The recent failure at a wave energy converter farm (point absorbers) during a storm has brought the spotlight on accelerated corrosion-fatigue. 3D forensic analysis revealed that the anchor chains failed due to galvanic currents between the metal and the seabed, a phenomenon that predictive modeling could have anticipated. This article breaks down how OrcaFlex and Bentley OpenRoads allowed recreating the material's life cycle.
Digital reconstruction of the failure with OrcaFlex and Bentley OpenRoads 🌊
Using OrcaFlex, the non-linear dynamics of the chains under extreme wave conditions were simulated, obtaining residual stress maps for each link. The data was exported to Bentley OpenRoads to model the geotechnical interaction of the seabed, identifying a critical point where the chain rubbed against rock formations rich in conductive minerals. The combination of cyclic fatigue and galvanic corrosion reduced the estimated service life by 40% according to the S-N curves of the DNV-OS-E301 standard.

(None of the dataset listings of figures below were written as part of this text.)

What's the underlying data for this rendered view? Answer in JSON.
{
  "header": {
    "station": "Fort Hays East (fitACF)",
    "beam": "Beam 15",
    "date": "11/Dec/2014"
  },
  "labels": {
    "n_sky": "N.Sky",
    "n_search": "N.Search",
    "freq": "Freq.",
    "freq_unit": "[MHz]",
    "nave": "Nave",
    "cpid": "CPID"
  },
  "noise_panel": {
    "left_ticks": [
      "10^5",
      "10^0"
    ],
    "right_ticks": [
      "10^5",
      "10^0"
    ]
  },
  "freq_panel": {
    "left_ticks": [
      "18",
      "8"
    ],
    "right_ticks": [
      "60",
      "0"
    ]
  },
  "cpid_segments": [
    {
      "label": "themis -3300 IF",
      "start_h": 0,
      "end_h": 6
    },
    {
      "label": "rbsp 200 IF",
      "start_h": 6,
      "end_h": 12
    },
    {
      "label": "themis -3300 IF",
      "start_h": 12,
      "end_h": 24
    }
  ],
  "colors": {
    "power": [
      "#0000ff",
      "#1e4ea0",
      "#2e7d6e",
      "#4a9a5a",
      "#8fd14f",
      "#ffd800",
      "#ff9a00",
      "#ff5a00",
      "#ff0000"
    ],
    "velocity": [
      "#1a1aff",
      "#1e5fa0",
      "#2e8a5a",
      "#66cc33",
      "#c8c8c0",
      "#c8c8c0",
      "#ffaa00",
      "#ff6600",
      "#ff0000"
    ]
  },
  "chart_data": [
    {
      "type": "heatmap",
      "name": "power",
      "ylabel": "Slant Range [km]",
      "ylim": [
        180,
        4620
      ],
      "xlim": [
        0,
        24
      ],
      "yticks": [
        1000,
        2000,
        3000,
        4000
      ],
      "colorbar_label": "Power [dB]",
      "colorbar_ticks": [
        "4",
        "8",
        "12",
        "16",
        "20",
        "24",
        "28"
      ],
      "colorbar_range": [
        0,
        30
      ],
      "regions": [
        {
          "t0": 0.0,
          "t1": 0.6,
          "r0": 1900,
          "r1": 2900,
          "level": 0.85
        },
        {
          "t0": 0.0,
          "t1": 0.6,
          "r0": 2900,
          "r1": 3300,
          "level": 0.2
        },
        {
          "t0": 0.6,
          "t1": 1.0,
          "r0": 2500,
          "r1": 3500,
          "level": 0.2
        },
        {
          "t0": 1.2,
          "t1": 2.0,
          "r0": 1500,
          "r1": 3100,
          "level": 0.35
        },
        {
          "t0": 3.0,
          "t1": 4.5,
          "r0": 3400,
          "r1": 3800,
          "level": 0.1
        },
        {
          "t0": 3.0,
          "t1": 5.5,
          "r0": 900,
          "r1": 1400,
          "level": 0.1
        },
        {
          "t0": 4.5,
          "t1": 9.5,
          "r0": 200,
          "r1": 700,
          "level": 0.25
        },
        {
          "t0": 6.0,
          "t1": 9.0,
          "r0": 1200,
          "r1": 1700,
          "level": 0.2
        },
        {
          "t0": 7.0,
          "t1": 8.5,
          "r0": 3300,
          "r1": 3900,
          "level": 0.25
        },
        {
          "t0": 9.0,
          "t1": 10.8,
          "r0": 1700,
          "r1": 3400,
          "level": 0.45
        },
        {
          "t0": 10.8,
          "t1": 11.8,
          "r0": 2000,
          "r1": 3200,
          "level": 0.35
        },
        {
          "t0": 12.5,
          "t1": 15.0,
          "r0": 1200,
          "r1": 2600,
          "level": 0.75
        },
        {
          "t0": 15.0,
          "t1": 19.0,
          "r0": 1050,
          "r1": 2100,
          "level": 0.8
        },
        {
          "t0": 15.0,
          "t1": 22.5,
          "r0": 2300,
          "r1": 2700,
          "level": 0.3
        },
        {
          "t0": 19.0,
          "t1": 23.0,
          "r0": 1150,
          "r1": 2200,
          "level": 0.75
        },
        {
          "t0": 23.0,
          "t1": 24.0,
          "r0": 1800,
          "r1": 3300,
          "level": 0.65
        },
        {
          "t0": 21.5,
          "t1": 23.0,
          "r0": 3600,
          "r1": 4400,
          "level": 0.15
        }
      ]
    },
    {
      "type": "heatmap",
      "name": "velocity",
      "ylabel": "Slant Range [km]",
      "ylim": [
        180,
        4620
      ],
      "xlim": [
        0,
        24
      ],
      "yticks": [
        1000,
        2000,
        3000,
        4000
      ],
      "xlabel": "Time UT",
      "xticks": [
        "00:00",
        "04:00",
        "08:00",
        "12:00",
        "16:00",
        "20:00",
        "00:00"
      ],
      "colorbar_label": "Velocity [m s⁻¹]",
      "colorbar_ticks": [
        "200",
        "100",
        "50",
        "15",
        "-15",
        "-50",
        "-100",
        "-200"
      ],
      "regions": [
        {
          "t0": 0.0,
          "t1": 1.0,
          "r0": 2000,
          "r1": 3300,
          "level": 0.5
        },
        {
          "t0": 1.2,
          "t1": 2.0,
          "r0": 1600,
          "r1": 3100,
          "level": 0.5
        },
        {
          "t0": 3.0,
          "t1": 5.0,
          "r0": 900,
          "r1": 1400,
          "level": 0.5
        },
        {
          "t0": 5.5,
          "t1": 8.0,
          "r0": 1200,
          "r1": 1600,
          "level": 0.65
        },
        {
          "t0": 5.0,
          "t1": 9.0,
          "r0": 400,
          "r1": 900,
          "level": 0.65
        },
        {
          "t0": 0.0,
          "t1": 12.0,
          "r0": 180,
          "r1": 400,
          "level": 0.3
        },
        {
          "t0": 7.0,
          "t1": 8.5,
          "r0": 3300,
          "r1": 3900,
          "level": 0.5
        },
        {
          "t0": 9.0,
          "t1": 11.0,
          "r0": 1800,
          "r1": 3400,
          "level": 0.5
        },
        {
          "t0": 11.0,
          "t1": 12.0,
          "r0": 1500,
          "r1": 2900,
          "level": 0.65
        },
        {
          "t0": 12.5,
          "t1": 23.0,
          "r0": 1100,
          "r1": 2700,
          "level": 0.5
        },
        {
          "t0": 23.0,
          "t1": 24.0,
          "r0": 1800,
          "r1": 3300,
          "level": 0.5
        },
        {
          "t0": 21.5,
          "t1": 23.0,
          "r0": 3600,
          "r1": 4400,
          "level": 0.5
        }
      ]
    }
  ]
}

The 3D model showed that the failure was not sudden, but progressive, with microcracks nucleating in areas of high ion concentration.
Lessons for predictive offshore simulation ⚙️
This case demonstrates that fatigue simulation cannot ignore the electrochemical environment. The service life graphs generated in OrcaFlex indicate that, without considering the galvanic couple, the system would have passed standard certifications. The lesson is clear: 3D modeling must integrate seabed resistivity data and corrosion potentials to avoid catastrophic failures. At Foro3D, we believe that the next generation of regulations will require this level of detail in material simulation for offshore infrastructure.
How can the effect of galvanic corrosion on the fatigue life of wave energy buoy anchors under cyclic storm loads be accurately modeled?
(PS: Material fatigue is like yours after 10 hours of simulation.)